The meeting decided on a host of measures to further facilitate private investment and boost the sound development of the private sector. Premier Li stressed that further measures should be taken to unleash market vitality and boost private investment. A number of favorable projects should be identified as potential targets for attracting private investment.
“Our economy is showing a stable performance with good momentum for growth. Facing new circumstances and new challenges, we should step up reform, pay attention to emerging problems, plan ahead, and fine-tune policies as necessary to make sure that the economy performs within a proper range,” Li said.
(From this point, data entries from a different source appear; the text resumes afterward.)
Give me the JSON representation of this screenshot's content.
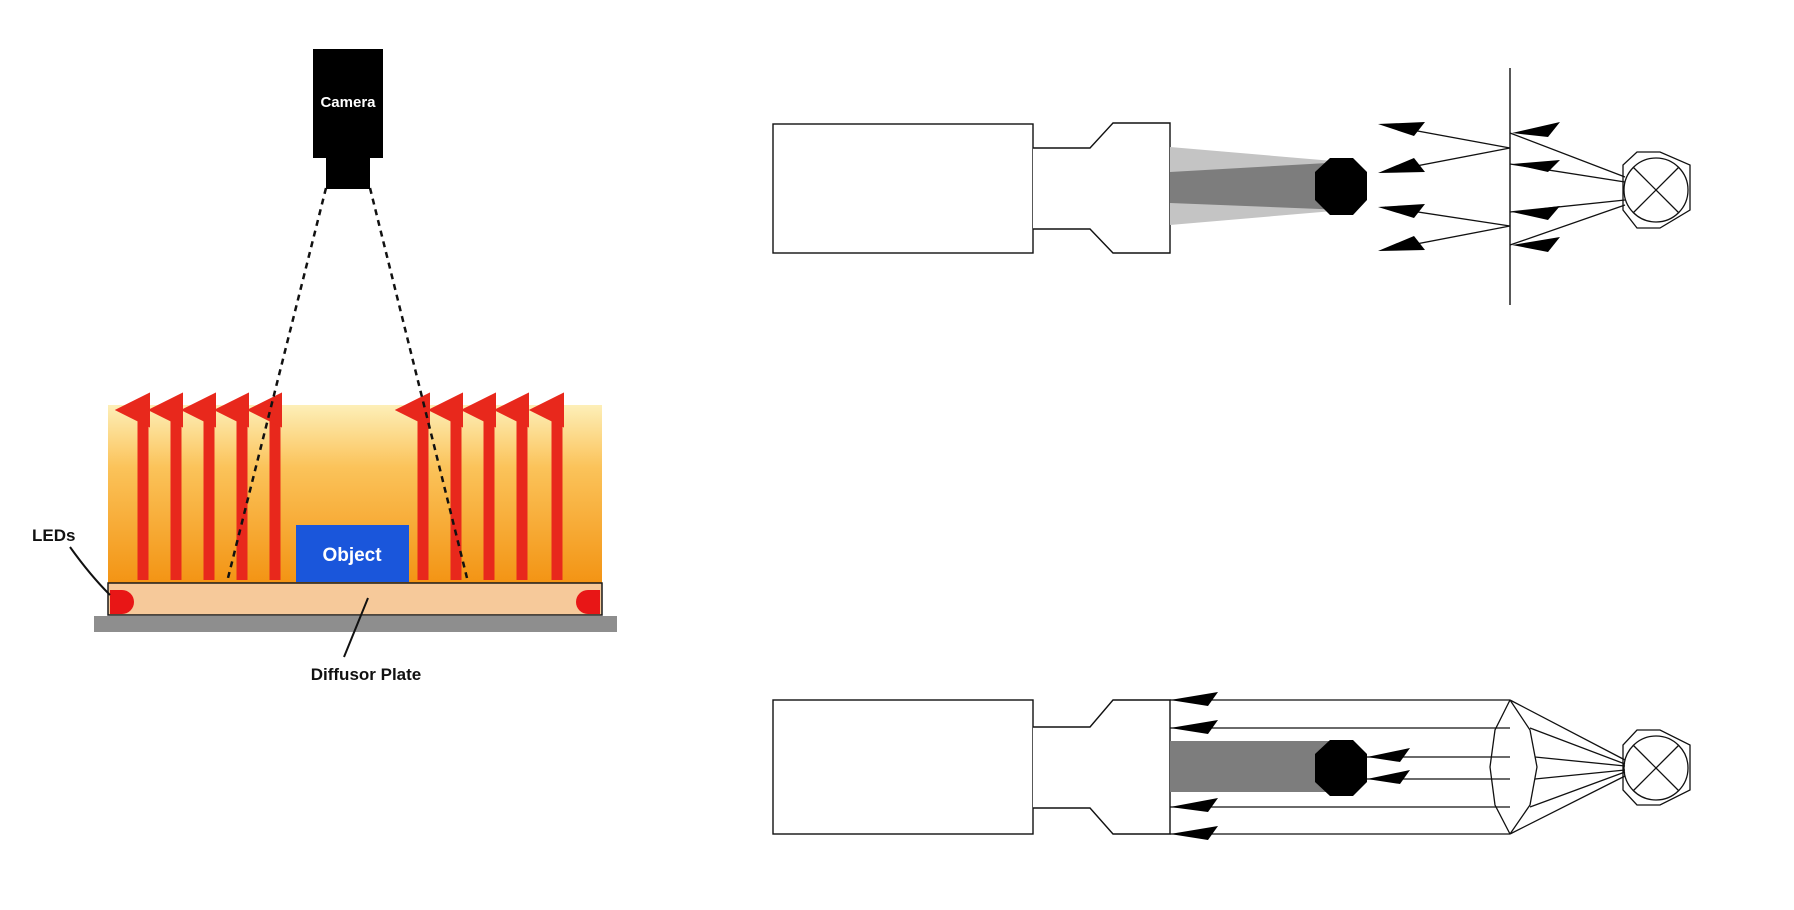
{
  "left_figure": {
    "camera_label": "Camera",
    "object_label": "Object",
    "leds_label": "LEDs",
    "diffusor_label": "Diffusor Plate",
    "colors": {
      "camera": "#000000",
      "object": "#1a56db",
      "ray": "#e8281c",
      "glow_top": "#fde9a8",
      "glow_bottom": "#f49a12",
      "diffusor": "#f6c99a",
      "base": "#8e8e8e",
      "led": "#e81616"
    }
  },
  "right_figure": {
    "colors": {
      "shadow_light": "#c4c4c4",
      "shadow_dark": "#7d7d7d",
      "object": "#000000",
      "outline": "#000000"
    }
  }
}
Recent years have witnessed the government’s relentless efforts in encouraging private investment. In the first seven months of this year, the total value of private investment reached 22.26 trillion yuan ($3.32 trillion), registering a year-on-year growth of 8.8 percent, 3.3 percentage points higher than overall investment growth. This amounts to 62.6 percent of total investment in the country, making private investment a major pillar of investment growth.
“The stability we aim for should be achieved in the context of continued progress and stability is in itself a step forward for the economy. It is vital to strengthen the financial sector to better serve the real economy,” Li said.
The meeting called for greater efforts to encourage more private investment and to lower threshold for private investment to enter key areas. The meeting called for shoring up the weak links, boosting domestic demand, promoting employment and strengthening the impetus for long-term development.
Additional conditions hampering private investment entering fields such as health care and caring for the elderly will be reduced or lifted, and the government will make targeted efforts to remove hidden obstacles in land use, funding support and personnel training in these areas with stronger compliance regulation.
“The potential of consumption as a driver for growth need to be further unlocked. At the same time, more efforts need to be made to reduce business costs, support export, and make better use of foreign investment,” Li said.
Tax and fee cutting measures for private businesses will be further implemented, while value-added tax reform will be deepened, the meeting decided. Financing transmission mechanisms will be improved to allow financial sector better serve the real economy. A risk compensation mechanism for lending to private businesses will be established to make financing more accessible and affordable for private businesses.
“This year marks the 40th anniversary of China’s reform and opening up, which remains essential for China’s social and economic development,” Li pointed out.